Several years later and after some touring in rep and a couple of parts in TV dramas in UK, Matthew McKinley, now Matt Marshall was the newest brooding heartthrob in Tinsel Town. Oscar-nominated and winner of several newcomer awards, he was on that starry celebrity wave but Matt was not a party animal and lived quietly in the Hollywood hills and chose his parts carefully, directed a couple of independent movies and painted and collected small but exquisite pieces of art. He even put the money up to open a tiny gallery on Rodeo Drive to showcase new artists, particularly from Native American or Inuit backgrounds.
His latest project, Duel in the Dust was one he was very passionate about. He had written the screenplay himself and was set to direct. The Duel was not a shoot ‘em up action mov
ie. It was about a man’s search for his missing wife and the duel was with his conscience and memories of how she had come to be missing. Having cast around for a suitable location to start filming, Denis Ryan, who was not only a good friend but also one of the leading location managers in the movies, had called excitedly one evening to say he had found the perfect place to shoot the movie. Arid and dusty with an unforgiving interior, spectacular coastlines, rich jungle vegetation and one-horse towns all within a single lonely province on the Pacific coast and in a country where labour was cheap and the local governor said he would put his entire staff and police at the crew’s disposal in return for a small part in the film.
Matt and Denis had flown down from LA to Mexico City then taken a small commercial jet on a two-hour flight, then a much smaller single prop plane to a dusty strip cut out of the thorny scrubland about twelve miles from Santa Cruz, and had rented an old Jeep to explore the terrain. Although offered a brand new Ford Explorer by the Governor who came to meet them in person at the landing strip, Matthew preferred to ‘go native’ and experience the land without air conditioning, electric seats or Bose CD player. Denis knew his friend well enough not to complain. Besides, the Governor himself loaded a cooler full of the delicious golden local beer into the back of the jeep.
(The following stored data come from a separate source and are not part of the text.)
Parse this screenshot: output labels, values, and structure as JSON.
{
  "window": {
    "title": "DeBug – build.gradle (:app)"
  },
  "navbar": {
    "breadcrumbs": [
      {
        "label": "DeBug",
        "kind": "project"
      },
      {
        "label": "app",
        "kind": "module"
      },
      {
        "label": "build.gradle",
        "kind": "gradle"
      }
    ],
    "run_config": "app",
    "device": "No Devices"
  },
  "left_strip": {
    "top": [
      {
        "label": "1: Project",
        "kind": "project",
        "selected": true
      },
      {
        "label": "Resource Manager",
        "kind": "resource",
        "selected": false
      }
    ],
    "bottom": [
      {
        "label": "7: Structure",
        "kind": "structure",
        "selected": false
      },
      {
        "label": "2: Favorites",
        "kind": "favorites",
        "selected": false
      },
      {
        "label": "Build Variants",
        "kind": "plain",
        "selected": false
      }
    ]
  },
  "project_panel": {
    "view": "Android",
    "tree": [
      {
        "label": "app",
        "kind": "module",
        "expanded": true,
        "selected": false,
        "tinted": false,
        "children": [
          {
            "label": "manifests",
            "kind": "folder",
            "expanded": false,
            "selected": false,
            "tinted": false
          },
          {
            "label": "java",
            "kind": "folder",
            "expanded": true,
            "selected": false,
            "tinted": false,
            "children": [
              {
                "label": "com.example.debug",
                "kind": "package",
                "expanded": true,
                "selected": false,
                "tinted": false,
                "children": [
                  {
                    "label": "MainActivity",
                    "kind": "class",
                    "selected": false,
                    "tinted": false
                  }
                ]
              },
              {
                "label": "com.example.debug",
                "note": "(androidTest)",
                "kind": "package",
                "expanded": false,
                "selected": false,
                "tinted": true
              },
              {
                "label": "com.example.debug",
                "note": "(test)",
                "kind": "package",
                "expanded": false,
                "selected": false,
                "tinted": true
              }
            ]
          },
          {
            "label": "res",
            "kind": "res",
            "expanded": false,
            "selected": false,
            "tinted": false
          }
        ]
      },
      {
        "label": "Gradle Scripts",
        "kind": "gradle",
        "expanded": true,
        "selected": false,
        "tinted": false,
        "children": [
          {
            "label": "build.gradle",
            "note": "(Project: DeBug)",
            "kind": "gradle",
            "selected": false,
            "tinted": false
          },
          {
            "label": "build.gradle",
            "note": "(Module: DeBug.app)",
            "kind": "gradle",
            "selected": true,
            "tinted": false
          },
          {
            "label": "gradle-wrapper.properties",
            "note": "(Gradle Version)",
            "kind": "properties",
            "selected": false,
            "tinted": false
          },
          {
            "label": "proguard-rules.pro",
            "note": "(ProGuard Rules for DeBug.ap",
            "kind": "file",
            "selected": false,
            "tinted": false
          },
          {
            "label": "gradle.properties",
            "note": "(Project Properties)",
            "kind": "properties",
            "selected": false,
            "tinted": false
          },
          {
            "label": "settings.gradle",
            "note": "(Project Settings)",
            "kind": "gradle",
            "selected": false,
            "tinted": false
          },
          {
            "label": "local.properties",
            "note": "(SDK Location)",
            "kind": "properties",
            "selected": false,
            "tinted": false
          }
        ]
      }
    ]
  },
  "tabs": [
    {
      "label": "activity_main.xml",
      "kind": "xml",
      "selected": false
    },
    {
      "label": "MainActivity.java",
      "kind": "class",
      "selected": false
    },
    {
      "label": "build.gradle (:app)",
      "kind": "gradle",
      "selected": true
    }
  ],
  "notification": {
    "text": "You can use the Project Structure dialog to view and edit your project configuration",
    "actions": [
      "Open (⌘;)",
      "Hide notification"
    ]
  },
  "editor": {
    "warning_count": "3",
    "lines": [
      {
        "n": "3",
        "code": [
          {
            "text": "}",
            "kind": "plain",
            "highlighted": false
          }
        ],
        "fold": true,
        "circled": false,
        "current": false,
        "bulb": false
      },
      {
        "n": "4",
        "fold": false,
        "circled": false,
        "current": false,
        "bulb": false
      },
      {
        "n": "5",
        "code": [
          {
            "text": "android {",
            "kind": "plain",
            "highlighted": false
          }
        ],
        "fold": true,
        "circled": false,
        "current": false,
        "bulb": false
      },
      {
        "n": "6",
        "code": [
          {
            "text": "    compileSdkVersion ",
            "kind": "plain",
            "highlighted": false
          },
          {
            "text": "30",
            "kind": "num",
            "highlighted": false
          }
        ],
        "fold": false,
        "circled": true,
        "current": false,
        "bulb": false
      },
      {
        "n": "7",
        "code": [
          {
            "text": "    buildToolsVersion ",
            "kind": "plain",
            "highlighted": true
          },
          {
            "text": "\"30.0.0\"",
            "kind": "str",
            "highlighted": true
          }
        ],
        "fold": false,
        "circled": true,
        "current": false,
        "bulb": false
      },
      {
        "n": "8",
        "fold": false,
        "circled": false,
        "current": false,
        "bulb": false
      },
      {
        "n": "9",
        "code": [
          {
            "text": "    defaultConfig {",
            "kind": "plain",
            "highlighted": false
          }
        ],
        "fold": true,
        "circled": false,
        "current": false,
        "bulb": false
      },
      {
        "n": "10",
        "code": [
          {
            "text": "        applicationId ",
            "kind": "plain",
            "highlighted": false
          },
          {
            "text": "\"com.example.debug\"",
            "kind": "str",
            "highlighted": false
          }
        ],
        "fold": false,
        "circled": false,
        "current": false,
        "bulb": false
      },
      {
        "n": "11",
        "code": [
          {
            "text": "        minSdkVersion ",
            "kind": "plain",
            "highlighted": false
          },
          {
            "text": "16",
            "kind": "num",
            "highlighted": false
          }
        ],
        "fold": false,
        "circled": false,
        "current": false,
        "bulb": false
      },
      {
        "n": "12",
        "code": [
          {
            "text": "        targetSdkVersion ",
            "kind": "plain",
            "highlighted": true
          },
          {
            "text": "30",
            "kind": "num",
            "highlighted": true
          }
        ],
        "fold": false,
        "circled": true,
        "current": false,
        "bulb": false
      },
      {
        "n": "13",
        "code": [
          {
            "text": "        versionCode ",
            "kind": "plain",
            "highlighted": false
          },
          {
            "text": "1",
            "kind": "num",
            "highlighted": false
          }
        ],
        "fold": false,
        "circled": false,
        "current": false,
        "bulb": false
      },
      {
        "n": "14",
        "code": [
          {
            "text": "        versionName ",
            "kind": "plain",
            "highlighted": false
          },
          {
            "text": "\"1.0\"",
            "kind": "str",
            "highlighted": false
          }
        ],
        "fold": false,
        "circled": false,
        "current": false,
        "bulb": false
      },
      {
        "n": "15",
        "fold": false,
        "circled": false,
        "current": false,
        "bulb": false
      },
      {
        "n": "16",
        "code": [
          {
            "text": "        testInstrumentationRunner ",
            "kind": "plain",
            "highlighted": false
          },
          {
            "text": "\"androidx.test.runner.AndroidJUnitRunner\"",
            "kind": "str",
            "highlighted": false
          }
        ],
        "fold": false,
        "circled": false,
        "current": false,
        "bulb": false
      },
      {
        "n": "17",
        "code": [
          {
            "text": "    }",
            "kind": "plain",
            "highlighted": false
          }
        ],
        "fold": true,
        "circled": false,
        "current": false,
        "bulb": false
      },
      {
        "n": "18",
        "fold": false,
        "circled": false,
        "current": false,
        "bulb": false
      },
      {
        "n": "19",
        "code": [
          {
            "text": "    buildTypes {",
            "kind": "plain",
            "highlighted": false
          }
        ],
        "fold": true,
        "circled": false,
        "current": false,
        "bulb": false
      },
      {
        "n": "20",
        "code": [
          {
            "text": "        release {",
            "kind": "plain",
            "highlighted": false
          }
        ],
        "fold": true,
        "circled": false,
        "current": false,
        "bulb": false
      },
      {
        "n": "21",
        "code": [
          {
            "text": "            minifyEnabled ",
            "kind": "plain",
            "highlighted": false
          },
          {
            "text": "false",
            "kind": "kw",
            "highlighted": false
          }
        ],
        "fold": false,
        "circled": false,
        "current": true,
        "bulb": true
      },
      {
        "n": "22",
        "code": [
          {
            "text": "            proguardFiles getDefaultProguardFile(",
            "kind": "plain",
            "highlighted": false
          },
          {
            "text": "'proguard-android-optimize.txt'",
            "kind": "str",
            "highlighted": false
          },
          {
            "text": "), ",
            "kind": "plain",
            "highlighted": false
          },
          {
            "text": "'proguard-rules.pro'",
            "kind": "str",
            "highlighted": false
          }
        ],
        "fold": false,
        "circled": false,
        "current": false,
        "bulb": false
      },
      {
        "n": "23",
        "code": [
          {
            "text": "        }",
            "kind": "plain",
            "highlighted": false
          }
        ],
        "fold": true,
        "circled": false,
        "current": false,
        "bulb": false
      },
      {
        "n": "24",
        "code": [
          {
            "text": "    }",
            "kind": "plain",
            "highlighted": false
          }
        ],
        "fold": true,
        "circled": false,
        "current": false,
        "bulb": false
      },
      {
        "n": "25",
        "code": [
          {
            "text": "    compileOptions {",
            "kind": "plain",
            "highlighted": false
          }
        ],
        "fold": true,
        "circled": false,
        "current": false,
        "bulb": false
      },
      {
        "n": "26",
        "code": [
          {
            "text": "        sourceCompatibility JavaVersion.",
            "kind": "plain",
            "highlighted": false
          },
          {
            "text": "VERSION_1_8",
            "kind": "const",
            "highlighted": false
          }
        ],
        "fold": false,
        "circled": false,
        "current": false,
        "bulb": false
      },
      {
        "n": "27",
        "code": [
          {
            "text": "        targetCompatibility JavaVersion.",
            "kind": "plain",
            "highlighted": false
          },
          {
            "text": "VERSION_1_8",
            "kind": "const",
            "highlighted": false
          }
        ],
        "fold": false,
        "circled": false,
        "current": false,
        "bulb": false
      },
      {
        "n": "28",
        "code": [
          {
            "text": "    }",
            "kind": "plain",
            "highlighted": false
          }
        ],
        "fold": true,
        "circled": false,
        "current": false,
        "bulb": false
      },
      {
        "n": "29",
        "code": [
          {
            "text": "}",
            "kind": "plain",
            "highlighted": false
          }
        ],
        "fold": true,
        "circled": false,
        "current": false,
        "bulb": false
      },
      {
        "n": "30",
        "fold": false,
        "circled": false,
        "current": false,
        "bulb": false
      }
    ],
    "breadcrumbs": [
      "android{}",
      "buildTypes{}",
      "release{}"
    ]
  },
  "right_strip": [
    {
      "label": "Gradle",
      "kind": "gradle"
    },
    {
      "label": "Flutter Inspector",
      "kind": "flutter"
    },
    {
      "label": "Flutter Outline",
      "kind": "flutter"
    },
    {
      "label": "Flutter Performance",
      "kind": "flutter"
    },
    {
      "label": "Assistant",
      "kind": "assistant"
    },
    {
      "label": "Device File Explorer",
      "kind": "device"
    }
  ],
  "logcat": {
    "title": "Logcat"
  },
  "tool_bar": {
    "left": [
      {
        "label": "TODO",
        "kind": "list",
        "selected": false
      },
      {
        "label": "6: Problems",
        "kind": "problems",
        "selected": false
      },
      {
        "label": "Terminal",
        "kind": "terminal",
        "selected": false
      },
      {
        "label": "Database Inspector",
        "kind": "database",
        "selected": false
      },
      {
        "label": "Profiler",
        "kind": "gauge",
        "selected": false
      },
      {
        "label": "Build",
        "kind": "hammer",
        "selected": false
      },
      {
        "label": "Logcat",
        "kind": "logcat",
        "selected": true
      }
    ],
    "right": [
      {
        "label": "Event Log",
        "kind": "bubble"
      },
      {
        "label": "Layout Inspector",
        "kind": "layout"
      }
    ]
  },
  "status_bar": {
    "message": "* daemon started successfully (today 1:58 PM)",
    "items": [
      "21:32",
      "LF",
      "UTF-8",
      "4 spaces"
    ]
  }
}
And it was in this old white jeep with no roof and mismatched tires, with a crackly salsa blaring out of the radio that Matt Marshall set off to explore the area surrounding Santa Cruz and after a couple of hours with an overheating radiator, pulled into the lonely filling station in San Juan.
Luckily for Matt, the garage attendant was there even though the gas station was usually closed on Sundays as he needed to get some petrol for his own car. Using gestures and cursing his ignorance of foreign languages (Matt knew a little Italian from his studies in Renaissance art and spoke schoolboy French but that was about it) and handing over three-twenty dollar bills to Sr Martino, Matt left the car in the care of the fortunate garage owner and wandered off to find a cold drink.